Eccoci finalmente alla tappa tanto ambita: il padiglione di Lucca Games. Un pomeriggio intero passato tra giochi di qualunque tipo: novità, vecchie conoscenze e ritorni di fiamma. Il padiglione Games di questa edizione si è concentrato prevalentemente sui giochi da tavolo: ogni espositore aveva a disposizione due stand, uno di vendita e l’altro di prova dei vari giochi. In questi casi la tattica migliore è fiondarsi al primo tavolo disponibile e provare giochi nuovi. La fortuna aiuta a trovare delle novità imperdibili, ma se non è il vostro giorno fortunato nel reparto dedicato alla vendita ci si può informare sui vari giochi e prenotare un tavolo di prova. In tal caso, buona fortuna! Per provare la nuova versione di Pathfinder, gioco di ruolo ispirato a Dungeons and Drangons, le ore di attesa erano all’incirca quattro.

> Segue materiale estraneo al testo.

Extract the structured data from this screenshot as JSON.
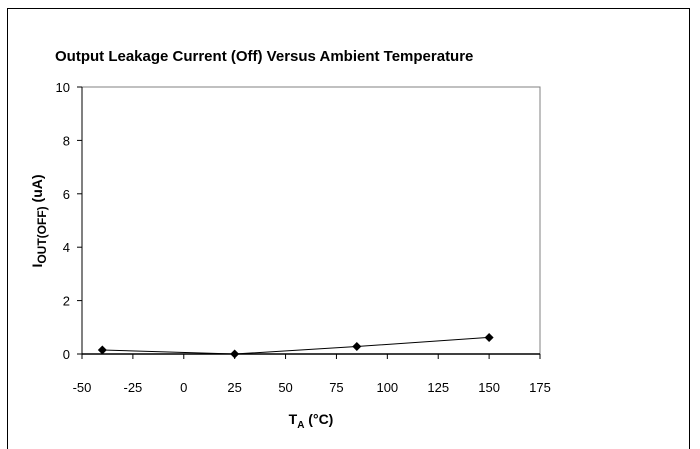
{
  "chart_data": {
    "type": "line",
    "title": "Output Leakage Current (Off) Versus Ambient Temperature",
    "xlabel": {
      "main": "T",
      "sub": "A",
      "unit": " (°C)"
    },
    "ylabel": {
      "main": "I",
      "sub": "OUT(OFF)",
      "unit": " (uA)"
    },
    "xlim": [
      -50,
      175
    ],
    "ylim": [
      0,
      10
    ],
    "x_ticks": [
      "-50",
      "-25",
      "0",
      "25",
      "50",
      "75",
      "100",
      "125",
      "150",
      "175"
    ],
    "y_ticks": [
      "0",
      "2",
      "4",
      "6",
      "8",
      "10"
    ],
    "grid": false,
    "series": [
      {
        "x": [
          -40,
          25,
          85,
          150
        ],
        "y": [
          0.15,
          0.0,
          0.28,
          0.62
        ],
        "marker": "diamond",
        "color": "#000000"
      }
    ]
  }
}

I giochi da tavolo nuovi erano davvero molti, ma ciò che colpisce di più del padiglione Games è la quantità di stand con in vendita il set di dadi di Dungeons and Dragons. Ciò che colpisce ancora di più è la quantità di persone presente in questi punti vendita. Attirate da un’oggettistica da collezione, da un rinato interesse nei confronti dei giochi ruolo o dalle nuove versione di DnD, tutte le persone all’interno degli stand avevano a propria disposizione una vasta scelta per costruire il proprio set di dadi. Sempre a tema giochi di ruolo, negli stand c’erano scaffali e scaffali di manuali in cui Pathfinder e la versione 5.0 di Dungeons and Drangons dominavano la scena. Ciò a cui bisogna prestare più attenzione, però, sono gli stand delle miniature. Il benvenuto scritto su un pezzo di cartone parlava chiaro “Chi cerca trova”, entrare nel punto vendita da quel momento è responsabilità solo vostra. Abbassando lo sguardo, se siete dei giocatori di DnD con pochi soldi in tasca, potreste avere una visione paradisiaca. Non si tratta di un miraggio, ma di centinaia e centinaia di miniature a un prezzo abbordabile suddivise in ceste su cui sono indicati ruoli e specie dei personaggi, ma ormai inevitabilmente mischiate l’una con l’altra all’alba delle 16.00. Dopo una buona mezz’ora, siamo usciti soddisfatti dal punto vendita con una miniatura a testa: una gioia per l’espositrice disperata nel vederci cercare il personaggio perfetto per tutto il suo stand.
Oltre a giochi in scatola e giochi di ruolo, il padiglione Games aveva in serbo anche un bel tuffo nei ricordi. Molti erano gli stand dedicati ai videogiochi, ma il più affollato era quelli con i giochi vintage, se così si possono definire. Casse piene di giochi per la Playstation 1 in cui spiccano gli immancabili Spyro e le mille versioni di Crash Bandicoot. La mente è subito tornata alle domeniche di pioggia passate a giocare tra cavi da collegare, supporto in legno per evitare il surriscaldamento di una console con una ventola che faceva più rumore di una portaerei al decollo e i controller massacrati nei momenti di agitazione contro il nemico finale di turno. Allo stand erano presenti anche i giochi del gameboy color e, ovviamente, i più gettonati erano le prime schede del gioco di Pokemon.
Dopo il salto indietro nel tempo, l’avventura lucchese si è conclusa con una partita a Pathfinder, da bravi giocatori come bambini in un negozio di caramelle.